Coven Celeste
- Founded: 1966; 60 years ago
- Founders: Heather Botting;
- Services: Witchcraft
- Website: covenceleste.com

= Coven Celeste =

Gardnerian Wiccan coven in Canada

Coven Celeste was the first official Gardnerian Wiccan coven in Canada, founded in the late 1960s by Heather Botting, then wife of the grandson of Gerald Gardner's London-based High Priestess Lysbeth Turner, Gary Botting. Following Heather's initiation by Turner in 1966, she became a founding priestess of Aquarian Tabernacle Church and later, as a professor of anthropology, became the first Wiccan chaplain to be recognized by an accredited university (University of Victoria).

== History ==

=== Origin ===

Gary Botting's interest in the occult was fueled by his research as an English major into the life and death of Christopher Marlowe, especially Marlowe's best-known play, Doctor Faustus. Botting later wrote two plays about The School of Night, a clandestine Elizabethan club dedicated to delving into the occult, membership in which included Marlowe and such notables as Sir Walter Raleigh, Baron Cobham, the Earl of Northumberland, Thomas Kyd, and Thomas Harriott. Because of the severe social strictures placed upon them by Jehovah's Witnesses, including fear of being disfellowshipped, the Bottings stayed in the "broom closet," discussing their new faith only with fellow practicing pagans. Gary Botting later depicted the early formation of the coven and its barely disguised principals in his play The Succubus, produced as a major project by the University of Alberta Department of Drama in 1982. When after Lysbeth Turner's death in 1968 Botting's mother discovered the extent of her mother's Wiccan proclivities, she publicly burned most of the pagan artifacts and images that Turner had left behind in a bid to purge her house of "Satan's" influence.

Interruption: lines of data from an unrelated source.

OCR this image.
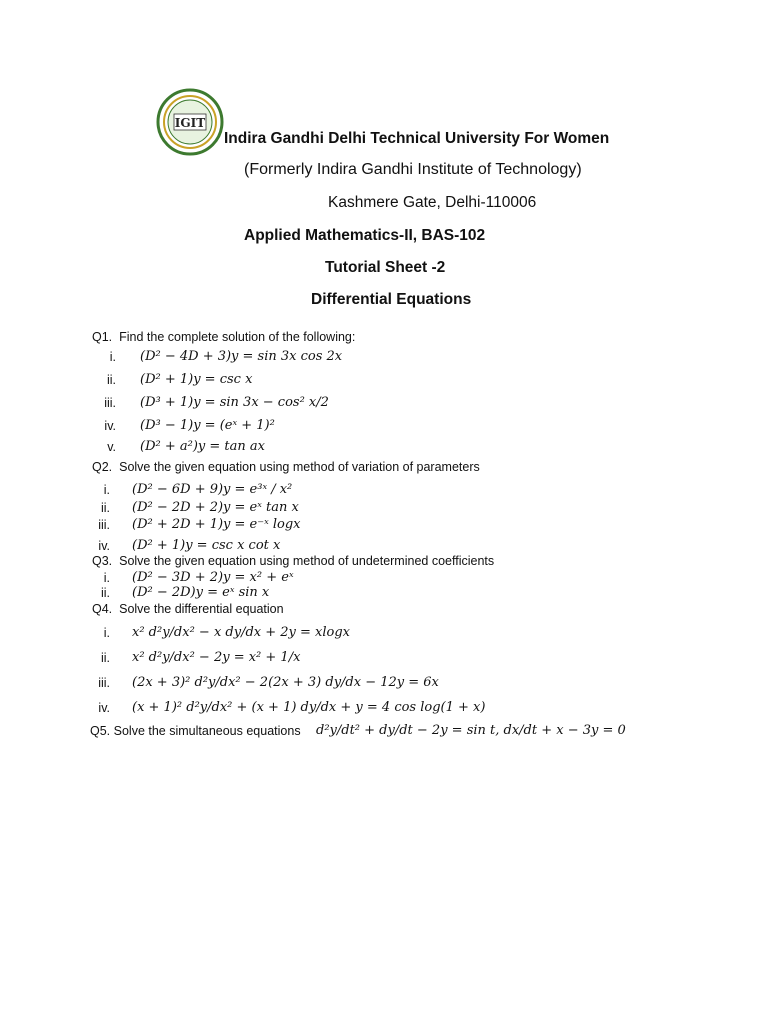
IGIT
Indira Gandhi Delhi Technical University For Women
(Formerly Indira Gandhi Institute of Technology)
Kashmere Gate, Delhi-110006
Applied Mathematics-II, BAS-102
Tutorial Sheet -2
Differential Equations
Q1. Find the complete solution of the following:
i. (D² − 4D + 3)y = sin 3x cos 2x
ii. (D² + 1)y = csc x
iii. (D³ + 1)y = sin 3x − cos² x/2
iv. (D³ − 1)y = (eˣ + 1)²
v. (D² + a²)y = tan ax
Q2. Solve the given equation using method of variation of parameters
i. (D² − 6D + 9)y = e³ˣ / x²
ii. (D² − 2D + 2)y = eˣ tan x
iii. (D² + 2D + 1)y = e⁻ˣ logx
iv. (D² + 1)y = csc x cot x
Q3. Solve the given equation using method of undetermined coefficients
i. (D² − 3D + 2)y = x² + eˣ
ii. (D² − 2D)y = eˣ sin x
Q4. Solve the differential equation
i. x² d²y/dx² − x dy/dx + 2y = xlogx
ii. x² d²y/dx² − 2y = x² + 1/x
iii. (2x + 3)² d²y/dx² − 2(2x + 3) dy/dx − 12y = 6x
iv. (x + 1)² d²y/dx² + (x + 1) dy/dx + y = 4 cos log(1 + x)
Q5. Solve the simultaneous equations d²y/dt² + dy/dt − 2y = sin t, dx/dt + x − 3y = 0
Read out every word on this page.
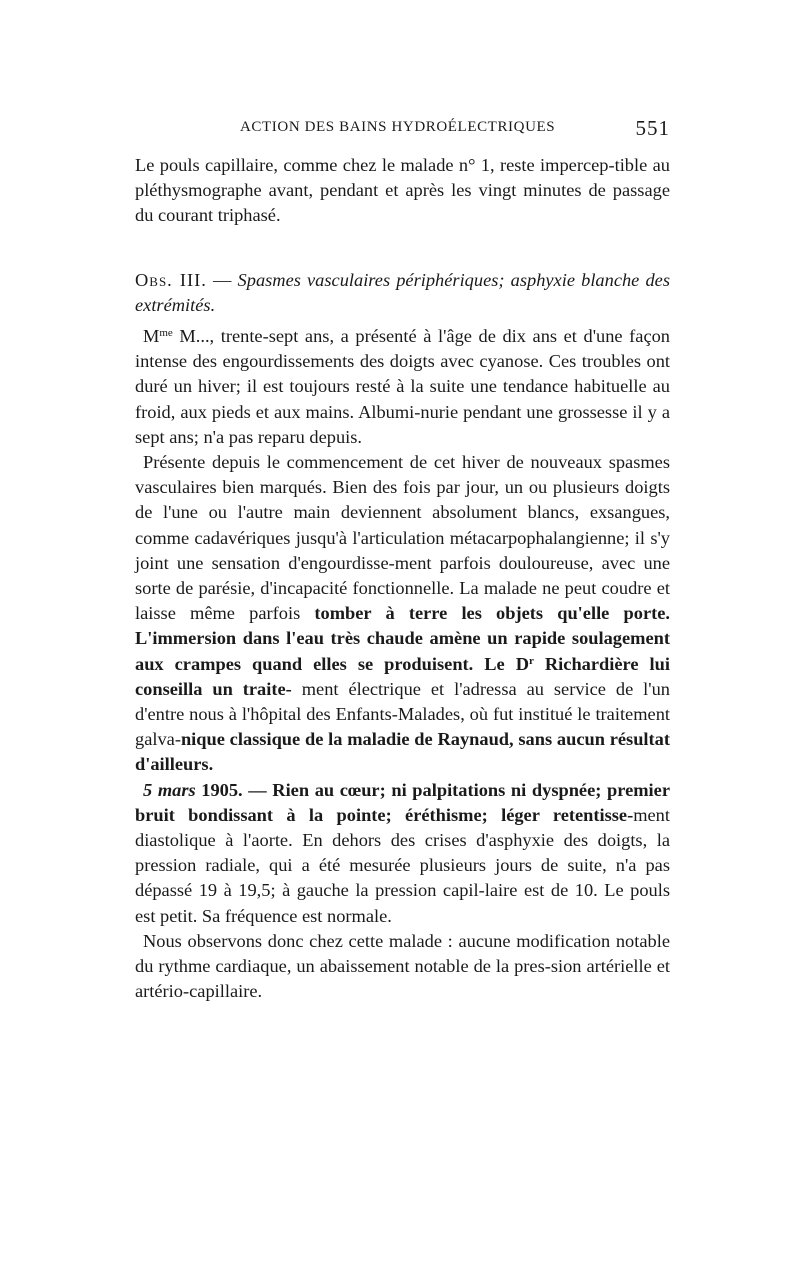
ACTION DES BAINS HYDROÉLECTRIQUES	551

Le pouls capillaire, comme chez le malade n° 1, reste impercep-tible au pléthysmographe avant, pendant et après les vingt minutes de passage du courant triphasé.

Obs. III. — Spasmes vasculaires périphériques; asphyxie blanche des extrémités.

$M^{me}$ M..., trente-sept ans, a présenté à l'âge de dix ans et d'une façon intense des engourdissements des doigts avec cyanose. Ces troubles ont duré un hiver; il est toujours resté à la suite une tendance habituelle au froid, aux pieds et aux mains. Albumi-nurie pendant une grossesse il y a sept ans; n'a pas reparu depuis.

Présente depuis le commencement de cet hiver de nouveaux spasmes vasculaires bien marqués. Bien des fois par jour, un ou plusieurs doigts de l'une ou l'autre main deviennent absolument blancs, exsangues, comme cadavériques jusqu'à l'articulation métacarpophalangienne; il s'y joint une sensation d'engourdisse-ment parfois douloureuse, avec une sorte de parésie, d'incapacité fonctionnelle. La malade ne peut coudre et laisse même parfois tomber à terre les objets qu'elle porte. L'immersion dans l'eau très chaude amène un rapide soulagement aux crampes quand elles se produisent. Le $D^r$ Richardière lui conseilla un traite- ment électrique et l'adressa au service de l'un d'entre nous à l'hôpital des Enfants-Malades, où fut institué le traitement galva-nique classique de la maladie de Raynaud, sans aucun résultat d'ailleurs.

5 mars 1905. — Rien au cœur; ni palpitations ni dyspnée; premier bruit bondissant à la pointe; éréthisme; léger retentisse-ment diastolique à l'aorte. En dehors des crises d'asphyxie des doigts, la pression radiale, qui a été mesurée plusieurs jours de suite, n'a pas dépassé 19 à 19,5; à gauche la pression capil-laire est de 10. Le pouls est petit. Sa fréquence est normale.

Nous observons donc chez cette malade : aucune modification notable du rythme cardiaque, un abaissement notable de la pres-sion artérielle et artério-capillaire.
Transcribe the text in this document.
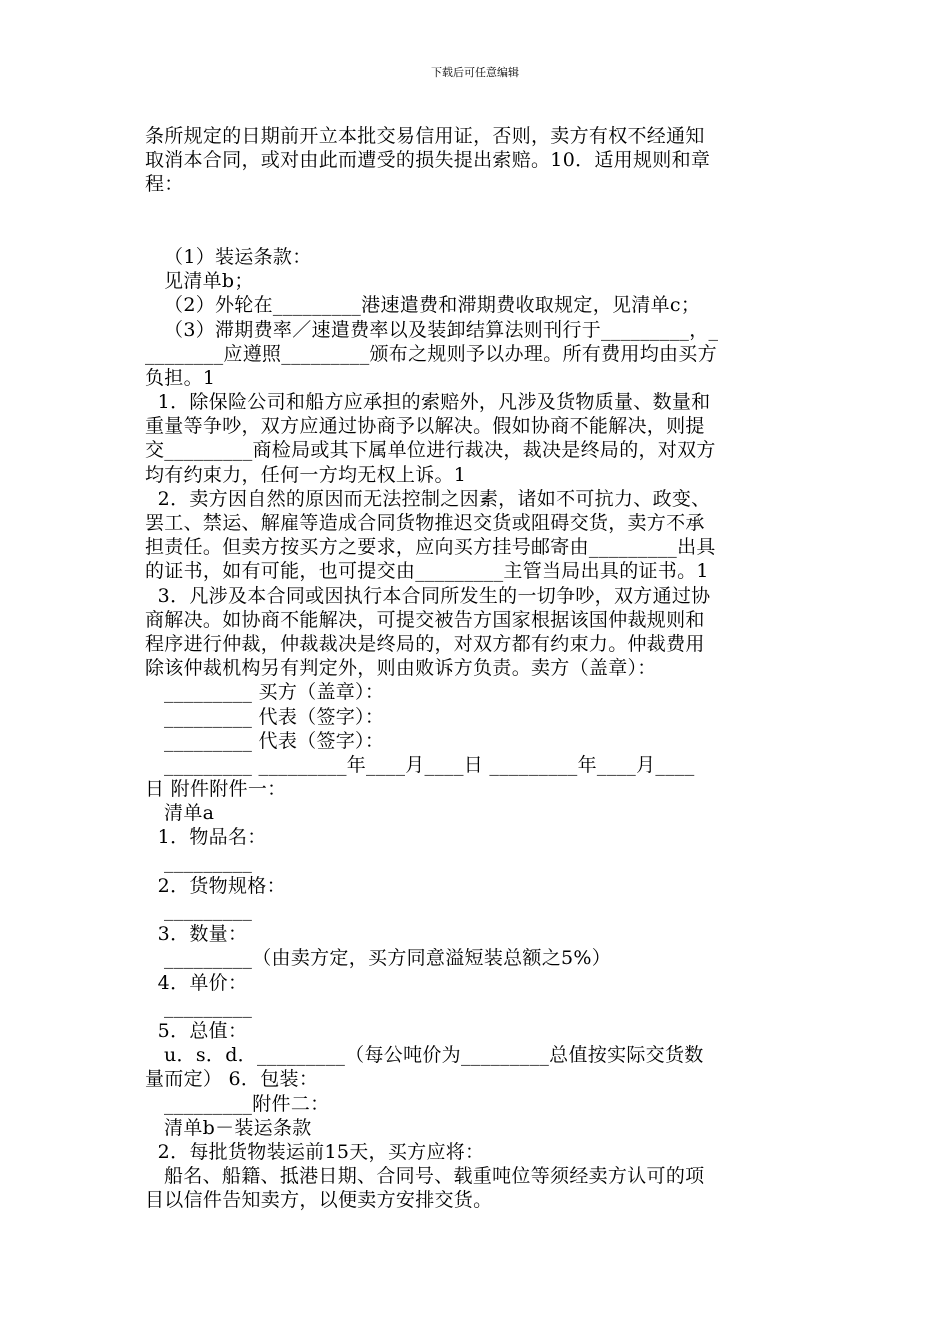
下载后可任意编辑
条所规定的日期前开立本批交易信用证，否则，卖方有权不经通知
取消本合同，或对由此而遭受的损失提出索赔。10．适用规则和章
程：
（1）装运条款：
见清单b；
（2）外轮在_________港速遣费和滞期费收取规定，见清单c；
（3）滞期费率／速遣费率以及装卸结算法则刊行于_________，_
________应遵照_________颁布之规则予以办理。所有费用均由买方
负担。1
1．除保险公司和船方应承担的索赔外，凡涉及货物质量、数量和
重量等争吵，双方应通过协商予以解决。假如协商不能解决，则提
交_________商检局或其下属单位进行裁决，裁决是终局的，对双方
均有约束力，任何一方均无权上诉。1
2．卖方因自然的原因而无法控制之因素，诸如不可抗力、政变、
罢工、禁运、解雇等造成合同货物推迟交货或阻碍交货，卖方不承
担责任。但卖方按买方之要求，应向买方挂号邮寄由_________出具
的证书，如有可能，也可提交由_________主管当局出具的证书。1
3．凡涉及本合同或因执行本合同所发生的一切争吵，双方通过协
商解决。如协商不能解决，可提交被告方国家根据该国仲裁规则和
程序进行仲裁，仲裁裁决是终局的，对双方都有约束力。仲裁费用
除该仲裁机构另有判定外，则由败诉方负责。卖方（盖章）：
_________ 买方（盖章）：
_________ 代表（签字）：
_________ 代表（签字）：
_________ _________年____月____日 _________年____月____
日 附件附件一：
清单a
1．物品名：
_________
2．货物规格：
_________
3．数量：
_________（由卖方定，买方同意溢短装总额之5%）
4．单价：
_________
5．总值：
u．s．d．_________（每公吨价为_________总值按实际交货数
量而定） 6．包装：
_________附件二：
清单b－装运条款
2．每批货物装运前15天，买方应将：
船名、船籍、抵港日期、合同号、载重吨位等须经卖方认可的项
目以信件告知卖方，以便卖方安排交货。
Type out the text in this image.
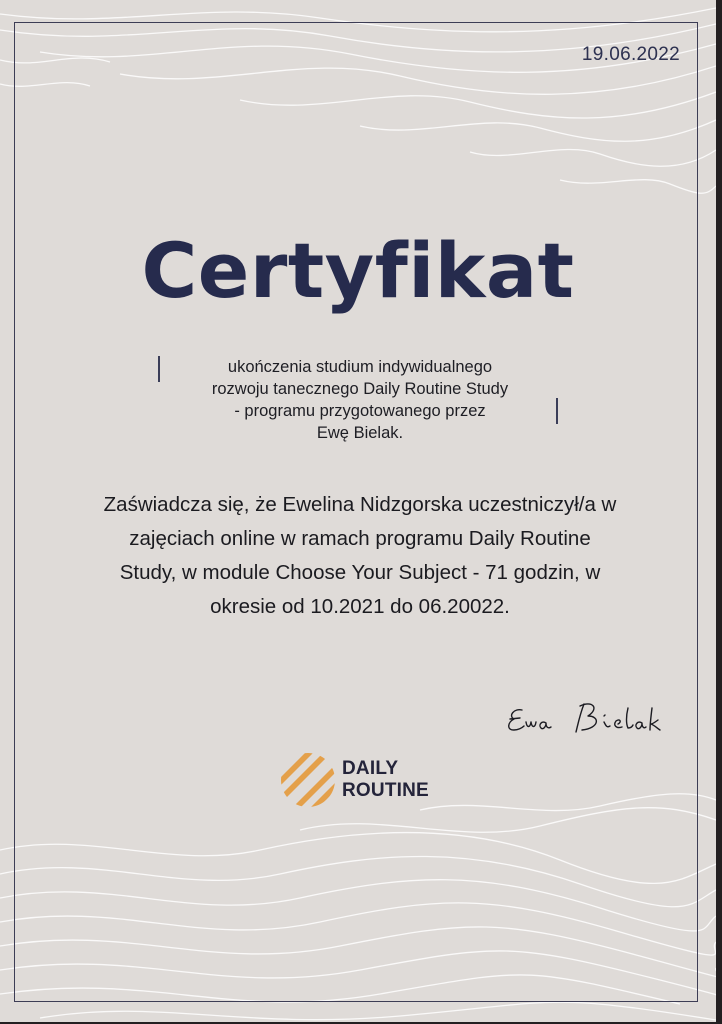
19.06.2022
Certyfikat
ukończenia studium indywidualnego
rozwoju tanecznego Daily Routine Study
- programu przygotowanego przez
Ewę Bielak.
Zaświadcza się, że Ewelina Nidzgorska uczestniczył/a w
zajęciach online w ramach programu Daily Routine
Study, w module Choose Your Subject - 71 godzin, w
okresie od 10.2021 do 06.20022.
DAILY
ROUTINE
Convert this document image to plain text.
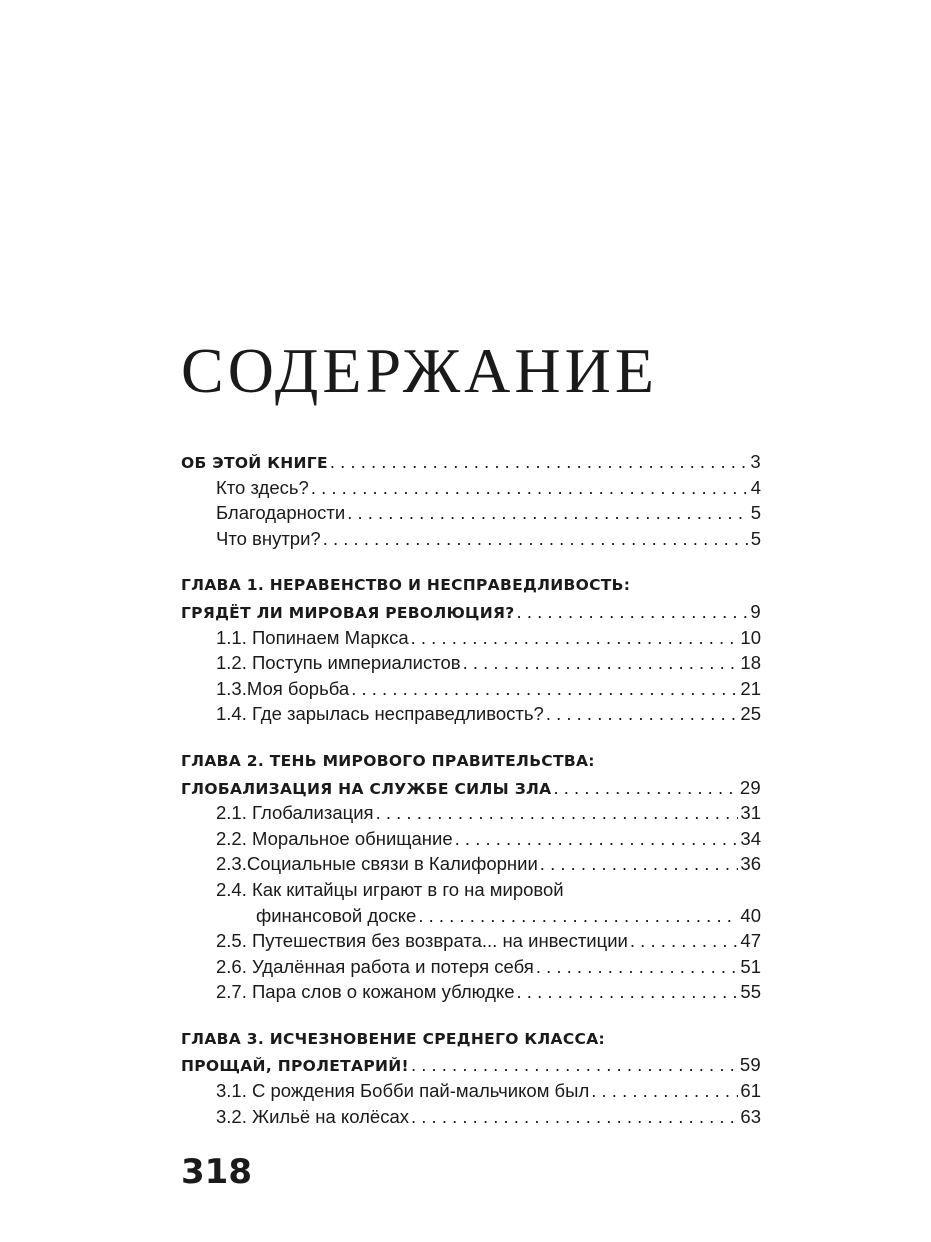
СОДЕРЖАНИЕ
ОБ ЭТОЙ КНИГЕ . . .	3
Кто здесь? . . .	4
Благодарности . . .	5
Что внутри? . . .	5
ГЛАВА 1. НЕРАВЕНСТВО И НЕСПРАВЕДЛИВОСТЬ:
ГРЯДЁТ ЛИ МИРОВАЯ РЕВОЛЮЦИЯ? . . .	9
1.1. Попинаем Маркса . . .	10
1.2. Поступь империалистов . . .	18
1.3.Моя борьба . . .	21
1.4. Где зарылась несправедливость? . . .	25
ГЛАВА 2. ТЕНЬ МИРОВОГО ПРАВИТЕЛЬСТВА:
ГЛОБАЛИЗАЦИЯ НА СЛУЖБЕ СИЛЫ ЗЛА . . .	29
2.1. Глобализация . . .	31
2.2. Моральное обнищание . . .	34
2.3.Социальные связи в Калифорнии . . .	36
2.4. Как китайцы играют в го на мировой
финансовой доске . . .	40
2.5. Путешествия без возврата... на инвестиции . . .	47
2.6. Удалённая работа и потеря себя . . .	51
2.7. Пара слов о кожаном ублюдке . . .	55
ГЛАВА 3. ИСЧЕЗНОВЕНИЕ СРЕДНЕГО КЛАССА:
ПРОЩАЙ, ПРОЛЕТАРИЙ! . . .	59
3.1. С рождения Бобби пай-мальчиком был . . .	61
3.2. Жильё на колёсах . . .	63
318
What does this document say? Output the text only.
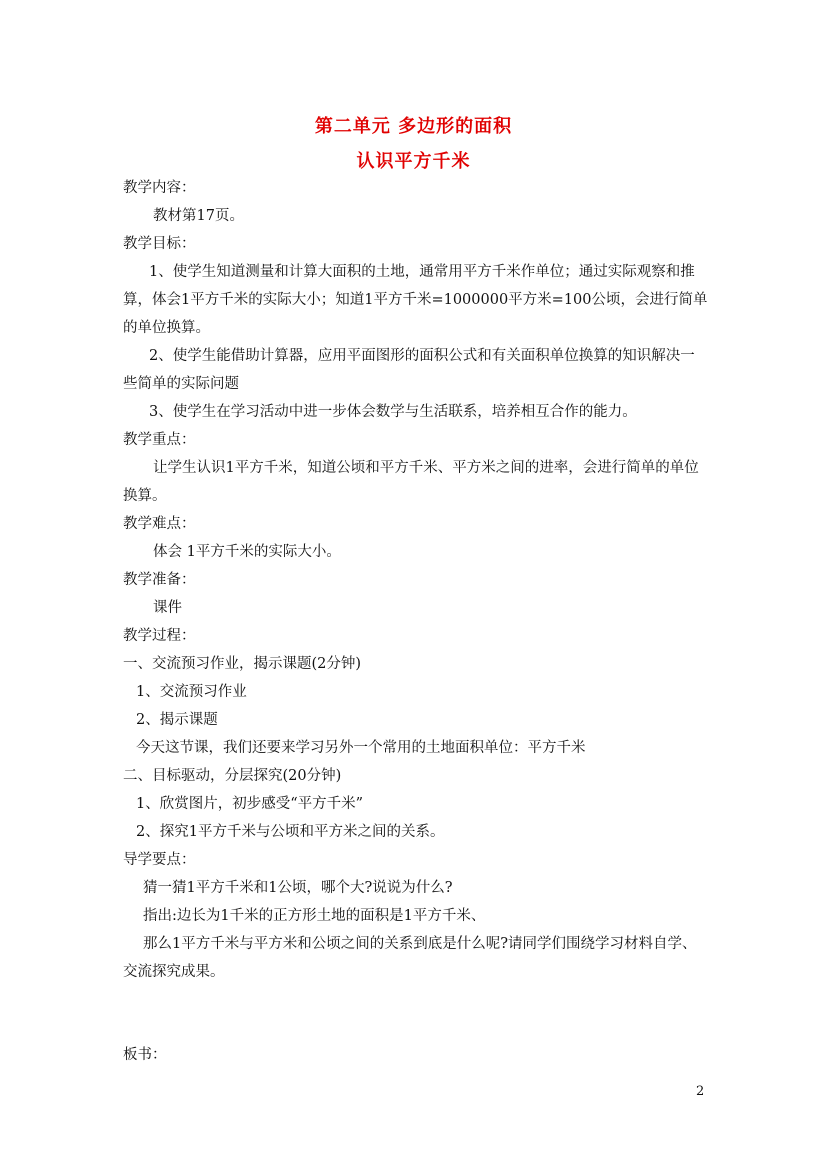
第二单元 多边形的面积
认识平方千米
教学内容：
教材第17页。
教学目标：
1、使学生知道测量和计算大面积的土地，通常用平方千米作单位；通过实际观察和推
算，体会1平方千米的实际大小；知道1平方千米=1000000平方米=100公顷，会进行简单
的单位换算。
2、使学生能借助计算器，应用平面图形的面积公式和有关面积单位换算的知识解决一
些简单的实际问题
3、使学生在学习活动中进一步体会数学与生活联系，培养相互合作的能力。
教学重点：
让学生认识1平方千米，知道公顷和平方千米、平方米之间的进率，会进行简单的单位
换算。
教学难点：
体会 1平方千米的实际大小。
教学准备：
课件
教学过程：
一、交流预习作业，揭示课题(2分钟)
1、交流预习作业
2、揭示课题
今天这节课，我们还要来学习另外一个常用的土地面积单位：平方千米
二、目标驱动，分层探究(20分钟)
1、欣赏图片，初步感受“平方千米”
2、探究1平方千米与公顷和平方米之间的关系。
导学要点：
猜一猜1平方千米和1公顷，哪个大?说说为什么?
指出:边长为1千米的正方形土地的面积是1平方千米、
那么1平方千米与平方米和公顷之间的关系到底是什么呢?请同学们围绕学习材料自学、
交流探究成果。
板书：
2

=== Development and growth ===
Coven Celeste and came to full development after the Bottings moved to Alberta in 1970. Heather Botting taught "Witchcraft and the Occult" at Red Deer College. By 1974, Coven Celeste was drawing witches from all over the west of Canada to its central "covenstead" in Sylvan Lake, Alberta. True to the Gardnerian tradition, rituals, especially sabbats, were performed in the nude. The Bottings purchased properties in Sylvan Lake, Burnt Lake, Alix and Bentley, Alberta with heavy woods either on or adjacent to their land, and made paths through the woods to hidden altars and sacred circles. As the coven expanded, nudity became optional and it was recognized that all witches were "naked under their gowns." Before long, floor-length gowns had become the norm. Major rituals were conducted outdoors in the nearby woods except in the dead of winter. The original rituals were created by Heather Botting ("Lady Aurora") and Gary Botting ("Lord Pan") using eclectic sources, including adaptations of the rituals of Jessie Wicker Bell (better known as "Lady Sheba") as published in The Grimoire of Lady Sheba.

Commencing in 1975, the Alberta coven began to "hive", with different members of the coven moving away, taking Coven Celeste's traditional brand of Gardnerian witchcraft with them. Pagan-oriented visitors who had heard of Coven Celeste were made welcome either as observers or participants, and Coven Celeste's influence spread. Michele Favarger of Cobble Hill, BC attended Coven Celeste rituals in Alberta in 1982 and subsequently returned to BC to form the Canadian Aquarian Tabernacle Church ("ATC") on Vancouver Island, basing it on some of the precepts of Coven Celeste. Later, in British Columbia, the coven incorporated many of the rituals of Starhawk as published in The Spiral Dance. In 1993, Gary Botting, who by then had become established as a criminal lawyer in Victoria, BC, represented Starhawk and dozens of other Wiccans charged with criminal contempt of court following the Clayoquot protests against logging in the Clayoquot Sound on Vancouver Island. Subsequently, the Bottings, Favarger, and Favarger's partner and high priest Erik Lindblad successfully campaigned the Province of British Columbia to recognize Wiccan weddings. By 1995 Coven Celeste had become one of the mainstay covens of Temple of the Lady in Victoria, BC.

== Coven Celeste today ==
The Bottings were divorced in 1999, and the following year Heather married Denis O'Brien, the high priest of Circle of the Moonsong; whereupon Coven Celeste was transferred to Alexander Astarte, along with the secrets of its sacred tools, the athame, white handled knife, pentacle, scourge, cauldron, candle holders, candles, censor, Book of Shadows, and wands cut and manufactured by them under the supervision of their founder. In 2010, Lady Aurora was still conducting a prison ministry and as High Priestess of ATC was officially recognized by the Province as an officiator of pagan weddings. As a professor of anthropology at the University of Victoria, Heather Botting was an officially recognized Wiccan chaplain there for more than a decade, the first officially recognized Wiccan chaplain in any university in North America.